Last weekend I had the chance to attend a virtual retreat sponsored by North Cascade Intergroup. Although the retreat took place over the entire weekend, my schedule allowed me to pop in only for Saturday afternoon.
Finding she had a bit more time following a review of Steps 8 and 9, the speaker turned to one of my favorite stories in the back of the Big Book (Alcoholics Anonymous), “Acceptance was the Answer.” Some of you long-timers might know this story by its previous title, "Doctor, Alcoholic, Addict." Page 449 was frequently quoted by many in our program for the place to go on "acceptance"; now it is on page 417 in the Fourth Edition.
Our speaker shared frank personal examples of her own beliefs and behaviors that matched those of the writer of this story. Here are a few excerpts that resonated with me:
"When I complain about me or about you, I am complaining about God's handiwork.

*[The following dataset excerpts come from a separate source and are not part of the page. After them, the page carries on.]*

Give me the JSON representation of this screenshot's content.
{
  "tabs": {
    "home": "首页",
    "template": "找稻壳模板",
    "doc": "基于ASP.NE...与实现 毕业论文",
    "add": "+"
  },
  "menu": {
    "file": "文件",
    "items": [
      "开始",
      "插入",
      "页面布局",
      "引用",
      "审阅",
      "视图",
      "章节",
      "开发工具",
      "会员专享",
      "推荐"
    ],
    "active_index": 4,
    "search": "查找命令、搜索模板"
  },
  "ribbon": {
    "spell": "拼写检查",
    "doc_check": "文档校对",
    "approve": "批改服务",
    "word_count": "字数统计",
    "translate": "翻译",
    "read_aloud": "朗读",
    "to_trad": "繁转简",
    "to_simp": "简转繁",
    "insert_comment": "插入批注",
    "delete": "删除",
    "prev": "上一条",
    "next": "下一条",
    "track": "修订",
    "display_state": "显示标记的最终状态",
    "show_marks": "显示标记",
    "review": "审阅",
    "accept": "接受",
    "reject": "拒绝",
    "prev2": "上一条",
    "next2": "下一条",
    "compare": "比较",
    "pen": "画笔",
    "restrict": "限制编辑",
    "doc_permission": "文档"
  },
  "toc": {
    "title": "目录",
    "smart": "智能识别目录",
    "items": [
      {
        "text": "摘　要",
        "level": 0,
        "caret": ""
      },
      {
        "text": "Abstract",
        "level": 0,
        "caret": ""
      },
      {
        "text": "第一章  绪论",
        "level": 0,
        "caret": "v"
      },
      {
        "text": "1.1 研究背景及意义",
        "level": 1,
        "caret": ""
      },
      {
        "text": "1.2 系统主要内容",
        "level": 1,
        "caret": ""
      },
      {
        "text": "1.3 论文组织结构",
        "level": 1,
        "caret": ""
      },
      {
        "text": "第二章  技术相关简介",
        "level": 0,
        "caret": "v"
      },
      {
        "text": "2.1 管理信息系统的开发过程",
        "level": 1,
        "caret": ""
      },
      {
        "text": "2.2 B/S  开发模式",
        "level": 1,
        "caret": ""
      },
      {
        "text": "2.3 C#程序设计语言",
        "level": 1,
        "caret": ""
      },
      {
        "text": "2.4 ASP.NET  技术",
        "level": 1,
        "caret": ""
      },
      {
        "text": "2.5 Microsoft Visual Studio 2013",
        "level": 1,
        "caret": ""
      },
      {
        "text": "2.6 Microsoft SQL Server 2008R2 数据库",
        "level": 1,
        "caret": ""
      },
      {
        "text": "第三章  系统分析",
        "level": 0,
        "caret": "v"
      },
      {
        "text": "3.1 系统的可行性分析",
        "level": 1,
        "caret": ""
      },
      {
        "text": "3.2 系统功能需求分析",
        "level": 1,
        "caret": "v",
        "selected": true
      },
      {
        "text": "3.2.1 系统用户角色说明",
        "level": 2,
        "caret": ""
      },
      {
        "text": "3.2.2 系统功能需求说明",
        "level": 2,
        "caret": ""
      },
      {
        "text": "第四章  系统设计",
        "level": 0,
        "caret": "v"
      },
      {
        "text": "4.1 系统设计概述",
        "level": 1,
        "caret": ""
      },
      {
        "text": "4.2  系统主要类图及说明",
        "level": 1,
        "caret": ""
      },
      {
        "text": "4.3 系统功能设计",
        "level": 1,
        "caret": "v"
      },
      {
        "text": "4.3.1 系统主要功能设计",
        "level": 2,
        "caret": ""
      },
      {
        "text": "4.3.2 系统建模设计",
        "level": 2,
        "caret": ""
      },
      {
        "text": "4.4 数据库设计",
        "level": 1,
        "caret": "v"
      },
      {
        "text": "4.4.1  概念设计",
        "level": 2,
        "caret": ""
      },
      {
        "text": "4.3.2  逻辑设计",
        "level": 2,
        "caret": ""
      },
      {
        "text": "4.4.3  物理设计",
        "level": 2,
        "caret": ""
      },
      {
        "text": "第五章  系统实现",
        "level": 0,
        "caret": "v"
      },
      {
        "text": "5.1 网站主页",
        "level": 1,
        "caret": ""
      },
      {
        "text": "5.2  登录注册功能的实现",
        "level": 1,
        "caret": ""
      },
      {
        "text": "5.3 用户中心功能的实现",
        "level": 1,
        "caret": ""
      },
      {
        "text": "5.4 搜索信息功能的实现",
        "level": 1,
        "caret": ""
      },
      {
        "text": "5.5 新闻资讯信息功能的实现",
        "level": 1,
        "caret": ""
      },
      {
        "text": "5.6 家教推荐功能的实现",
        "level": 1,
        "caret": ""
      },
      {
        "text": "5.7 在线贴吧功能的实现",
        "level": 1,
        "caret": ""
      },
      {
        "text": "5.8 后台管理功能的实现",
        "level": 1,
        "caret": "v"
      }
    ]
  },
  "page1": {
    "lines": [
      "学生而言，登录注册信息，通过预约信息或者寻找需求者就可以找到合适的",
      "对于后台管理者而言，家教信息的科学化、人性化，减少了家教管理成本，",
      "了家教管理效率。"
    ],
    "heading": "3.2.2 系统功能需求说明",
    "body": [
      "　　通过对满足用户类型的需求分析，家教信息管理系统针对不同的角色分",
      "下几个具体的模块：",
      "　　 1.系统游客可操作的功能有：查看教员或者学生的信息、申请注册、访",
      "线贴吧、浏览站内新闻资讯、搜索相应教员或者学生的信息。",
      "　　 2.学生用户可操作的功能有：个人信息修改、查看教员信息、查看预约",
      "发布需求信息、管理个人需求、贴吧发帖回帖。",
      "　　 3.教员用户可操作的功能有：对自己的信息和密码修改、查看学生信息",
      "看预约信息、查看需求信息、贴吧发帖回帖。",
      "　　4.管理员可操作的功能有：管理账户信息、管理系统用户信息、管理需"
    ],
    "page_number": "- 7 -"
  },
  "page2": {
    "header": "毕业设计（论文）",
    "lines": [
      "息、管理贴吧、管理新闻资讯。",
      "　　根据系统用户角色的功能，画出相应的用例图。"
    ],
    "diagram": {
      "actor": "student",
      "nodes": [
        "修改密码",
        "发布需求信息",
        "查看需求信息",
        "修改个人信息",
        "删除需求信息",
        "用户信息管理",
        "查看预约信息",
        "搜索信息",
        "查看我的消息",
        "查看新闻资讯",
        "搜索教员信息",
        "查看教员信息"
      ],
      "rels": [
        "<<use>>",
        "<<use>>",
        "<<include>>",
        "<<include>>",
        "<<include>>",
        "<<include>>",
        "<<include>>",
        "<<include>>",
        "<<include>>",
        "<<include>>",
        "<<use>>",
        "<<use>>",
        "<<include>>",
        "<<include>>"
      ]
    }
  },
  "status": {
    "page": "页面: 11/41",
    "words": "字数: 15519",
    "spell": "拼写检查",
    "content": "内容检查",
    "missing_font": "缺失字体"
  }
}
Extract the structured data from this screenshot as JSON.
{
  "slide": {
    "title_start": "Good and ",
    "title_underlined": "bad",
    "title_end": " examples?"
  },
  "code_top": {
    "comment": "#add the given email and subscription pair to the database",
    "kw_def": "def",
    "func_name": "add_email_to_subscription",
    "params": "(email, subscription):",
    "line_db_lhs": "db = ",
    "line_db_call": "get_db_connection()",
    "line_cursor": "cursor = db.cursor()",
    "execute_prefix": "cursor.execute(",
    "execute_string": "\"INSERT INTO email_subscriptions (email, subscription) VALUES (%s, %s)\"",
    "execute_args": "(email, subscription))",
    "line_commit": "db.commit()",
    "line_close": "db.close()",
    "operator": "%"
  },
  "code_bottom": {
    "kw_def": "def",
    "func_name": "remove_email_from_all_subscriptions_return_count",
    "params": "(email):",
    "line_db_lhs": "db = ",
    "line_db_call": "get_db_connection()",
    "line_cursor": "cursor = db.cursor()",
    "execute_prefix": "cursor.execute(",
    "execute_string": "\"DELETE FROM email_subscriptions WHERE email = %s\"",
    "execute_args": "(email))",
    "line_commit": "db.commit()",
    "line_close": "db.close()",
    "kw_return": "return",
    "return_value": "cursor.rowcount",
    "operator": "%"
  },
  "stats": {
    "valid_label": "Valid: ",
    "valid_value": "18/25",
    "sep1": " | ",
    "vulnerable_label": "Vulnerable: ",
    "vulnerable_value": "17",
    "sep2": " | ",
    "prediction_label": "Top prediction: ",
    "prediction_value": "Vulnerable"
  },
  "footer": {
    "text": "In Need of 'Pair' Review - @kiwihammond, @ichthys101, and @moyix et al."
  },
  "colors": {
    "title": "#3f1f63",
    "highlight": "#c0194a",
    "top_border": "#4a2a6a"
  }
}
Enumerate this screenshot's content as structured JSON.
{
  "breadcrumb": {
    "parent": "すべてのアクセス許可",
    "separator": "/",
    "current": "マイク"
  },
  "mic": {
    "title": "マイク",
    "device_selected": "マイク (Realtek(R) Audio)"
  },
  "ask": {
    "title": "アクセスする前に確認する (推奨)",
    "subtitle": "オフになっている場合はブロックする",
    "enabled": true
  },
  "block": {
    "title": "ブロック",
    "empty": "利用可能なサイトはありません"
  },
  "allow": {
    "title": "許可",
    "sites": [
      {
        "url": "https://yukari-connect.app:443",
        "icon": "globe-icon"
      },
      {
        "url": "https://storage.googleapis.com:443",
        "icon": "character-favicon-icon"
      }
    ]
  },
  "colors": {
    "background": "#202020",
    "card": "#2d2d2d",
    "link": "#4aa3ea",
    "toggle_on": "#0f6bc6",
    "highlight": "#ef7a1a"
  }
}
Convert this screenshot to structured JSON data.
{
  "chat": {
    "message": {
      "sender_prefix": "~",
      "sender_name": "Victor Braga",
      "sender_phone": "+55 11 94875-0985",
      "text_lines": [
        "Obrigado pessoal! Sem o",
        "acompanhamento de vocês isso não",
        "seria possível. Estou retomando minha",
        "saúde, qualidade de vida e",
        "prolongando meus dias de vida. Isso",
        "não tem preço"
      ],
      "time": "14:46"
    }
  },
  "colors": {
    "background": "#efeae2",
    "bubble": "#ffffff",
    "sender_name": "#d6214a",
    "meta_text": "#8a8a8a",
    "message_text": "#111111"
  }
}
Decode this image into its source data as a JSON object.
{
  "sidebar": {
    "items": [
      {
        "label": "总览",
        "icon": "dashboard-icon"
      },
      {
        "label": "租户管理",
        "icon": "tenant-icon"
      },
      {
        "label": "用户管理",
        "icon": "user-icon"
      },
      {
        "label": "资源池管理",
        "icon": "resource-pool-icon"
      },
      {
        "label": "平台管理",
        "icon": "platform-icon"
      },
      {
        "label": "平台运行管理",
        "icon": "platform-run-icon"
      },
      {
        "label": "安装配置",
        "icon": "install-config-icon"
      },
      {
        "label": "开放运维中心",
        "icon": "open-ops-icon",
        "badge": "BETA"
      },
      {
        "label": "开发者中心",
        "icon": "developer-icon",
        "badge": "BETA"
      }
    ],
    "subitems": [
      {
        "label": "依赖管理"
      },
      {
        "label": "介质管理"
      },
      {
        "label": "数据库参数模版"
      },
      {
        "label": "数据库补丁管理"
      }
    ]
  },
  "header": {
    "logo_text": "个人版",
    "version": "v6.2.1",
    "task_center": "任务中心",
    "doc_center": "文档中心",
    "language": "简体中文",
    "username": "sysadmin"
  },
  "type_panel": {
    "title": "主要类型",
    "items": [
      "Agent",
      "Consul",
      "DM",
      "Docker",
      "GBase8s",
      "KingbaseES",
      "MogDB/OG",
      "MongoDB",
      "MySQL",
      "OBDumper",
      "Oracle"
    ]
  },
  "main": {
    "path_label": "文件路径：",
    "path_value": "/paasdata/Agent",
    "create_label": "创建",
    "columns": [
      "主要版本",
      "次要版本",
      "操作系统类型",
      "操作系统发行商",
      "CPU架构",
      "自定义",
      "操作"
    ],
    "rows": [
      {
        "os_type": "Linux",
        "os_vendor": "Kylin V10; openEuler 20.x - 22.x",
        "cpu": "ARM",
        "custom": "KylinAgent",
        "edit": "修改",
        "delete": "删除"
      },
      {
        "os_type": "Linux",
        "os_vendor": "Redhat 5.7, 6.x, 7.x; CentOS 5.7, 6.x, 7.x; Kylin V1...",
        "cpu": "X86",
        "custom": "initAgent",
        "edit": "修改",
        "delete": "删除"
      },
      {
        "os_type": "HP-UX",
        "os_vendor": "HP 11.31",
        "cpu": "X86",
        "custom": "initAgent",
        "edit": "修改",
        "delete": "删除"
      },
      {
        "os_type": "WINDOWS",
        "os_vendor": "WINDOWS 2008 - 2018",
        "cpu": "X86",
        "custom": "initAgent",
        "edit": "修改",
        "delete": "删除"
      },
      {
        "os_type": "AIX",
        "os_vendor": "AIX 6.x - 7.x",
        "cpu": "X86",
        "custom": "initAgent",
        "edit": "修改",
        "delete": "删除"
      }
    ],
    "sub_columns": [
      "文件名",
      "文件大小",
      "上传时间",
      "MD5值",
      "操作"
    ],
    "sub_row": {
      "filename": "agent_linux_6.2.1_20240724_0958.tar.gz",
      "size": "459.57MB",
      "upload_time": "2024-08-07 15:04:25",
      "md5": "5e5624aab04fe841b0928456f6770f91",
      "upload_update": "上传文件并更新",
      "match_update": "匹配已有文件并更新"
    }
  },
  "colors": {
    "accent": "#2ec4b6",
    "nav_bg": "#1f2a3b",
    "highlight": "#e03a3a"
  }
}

I am saying I know better than God." (page 417)
Yep - I've had a tendency recently to truly believe I know how to run others' lives (Whose lives? My husband's, daughter's, mother's, for starters). What an ego! And what an energy drain to have to think about and point out what others should be doing! It also seems like I've done a bit too much complaining about what or who isn't ok in my life, when it's exactly the way it should be according to my HP's plan.
"When I focus on what's good today, I have a good day, and when I focus on what's bad, I have a bad day. If I focus on a problem, the problem increases; if I focus on the answer, the answer increases." (page 419)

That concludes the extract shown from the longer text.